Pipeline

The core object within EDS-PDF is the Pipeline, which organises the processing of PDF documents into multiple components.

Deep learning frameworks

The EDS-PDF trainable components are built around the PyTorch framework. While you can use any technology in static components, we do not provide tools to train components built with other deep learning frameworks.

A component is a processing block (like a function) that applies a transformation on its input and returns a modified object.

At the moment, three types of components are implemented in the library:

extraction components extract lines from a raw PDF and return a PDFDoc object filled with these text boxes.
classification components classify each box with labels, such as body, header, footer...
aggregation components compiles the lines together according to their classes to re-create the original text.
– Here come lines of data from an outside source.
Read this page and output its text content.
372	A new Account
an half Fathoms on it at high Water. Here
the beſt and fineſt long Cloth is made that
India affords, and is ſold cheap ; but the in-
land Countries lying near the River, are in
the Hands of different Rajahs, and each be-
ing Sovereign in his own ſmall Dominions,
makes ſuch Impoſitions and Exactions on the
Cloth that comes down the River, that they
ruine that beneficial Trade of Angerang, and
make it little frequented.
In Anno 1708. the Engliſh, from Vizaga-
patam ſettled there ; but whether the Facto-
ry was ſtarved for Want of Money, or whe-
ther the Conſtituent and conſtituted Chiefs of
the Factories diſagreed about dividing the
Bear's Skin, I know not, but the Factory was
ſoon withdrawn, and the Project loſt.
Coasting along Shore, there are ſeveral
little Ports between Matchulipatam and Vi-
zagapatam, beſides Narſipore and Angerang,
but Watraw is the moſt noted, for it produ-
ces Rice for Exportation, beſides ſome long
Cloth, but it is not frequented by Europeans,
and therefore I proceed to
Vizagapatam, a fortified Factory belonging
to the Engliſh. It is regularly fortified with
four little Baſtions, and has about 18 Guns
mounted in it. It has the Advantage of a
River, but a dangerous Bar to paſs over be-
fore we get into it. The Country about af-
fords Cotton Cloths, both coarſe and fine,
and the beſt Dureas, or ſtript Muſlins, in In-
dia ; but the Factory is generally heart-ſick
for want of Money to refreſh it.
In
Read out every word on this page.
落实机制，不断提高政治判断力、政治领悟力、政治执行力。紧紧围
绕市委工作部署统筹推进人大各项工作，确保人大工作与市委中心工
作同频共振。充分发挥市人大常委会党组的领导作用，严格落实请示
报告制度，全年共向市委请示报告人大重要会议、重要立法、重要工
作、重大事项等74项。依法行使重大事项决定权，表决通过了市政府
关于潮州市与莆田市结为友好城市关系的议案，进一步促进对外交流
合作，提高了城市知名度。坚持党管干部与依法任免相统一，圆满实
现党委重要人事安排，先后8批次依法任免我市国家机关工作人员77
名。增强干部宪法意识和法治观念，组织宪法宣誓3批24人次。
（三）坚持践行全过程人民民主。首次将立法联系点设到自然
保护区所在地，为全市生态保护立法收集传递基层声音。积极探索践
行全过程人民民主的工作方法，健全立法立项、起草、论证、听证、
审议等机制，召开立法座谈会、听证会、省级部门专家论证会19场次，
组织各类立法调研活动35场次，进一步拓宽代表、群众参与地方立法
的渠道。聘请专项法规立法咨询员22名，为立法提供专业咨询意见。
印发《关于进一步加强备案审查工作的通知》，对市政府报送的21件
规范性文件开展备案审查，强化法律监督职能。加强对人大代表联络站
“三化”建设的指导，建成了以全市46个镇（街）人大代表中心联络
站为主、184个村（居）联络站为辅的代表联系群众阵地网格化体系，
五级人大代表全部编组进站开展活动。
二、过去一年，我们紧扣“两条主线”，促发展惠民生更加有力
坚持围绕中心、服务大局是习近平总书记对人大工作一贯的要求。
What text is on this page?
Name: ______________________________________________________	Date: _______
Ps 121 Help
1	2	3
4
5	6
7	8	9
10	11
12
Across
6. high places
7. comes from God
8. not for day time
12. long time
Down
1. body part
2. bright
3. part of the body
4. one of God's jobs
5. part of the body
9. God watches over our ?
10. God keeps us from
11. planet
To create your first pipeline, execute the following code:

from edspdf import Pipeline

model = Pipeline()
# will extract text lines from a document
model.add_pipe(
    "pdfminer-extractor",
    config=dict(
        extract_style=False,
    ),
)
# classify everything inside the `body` bounding box as `body`
model.add_pipe(
    "mask-classifier", config=dict(body={"x0": 0.1, "y0": 0.1, "x1": 0.9, "y1": 0.9})
)
# aggregates the lines together to re-create the original text
model.add_pipe("simple-aggregator")

This pipeline can then be run on one or more PDF documents. As the pipeline process documents, components will be called in the order they were added to the pipeline.

from pathlib import Path

pdf_bytes = Path("path/to/your/pdf").read_bytes()

# Processing one document
model(pdf_bytes)

# Processing multiple documents
model.pipe([pdf_bytes, ...])

Hybrid models

EDS-PDF was designed to facilitate the training and inference of hybrid models that arbitrarily chain static components or trained deep learning components. Static components are callable objects that take a PDFDoc object as input, perform arbitrary transformations over the input, and return the modified object. Trainable components, on the other hand, allow for deep learning operations to be performed on the PDFDoc object and must be trained to be used.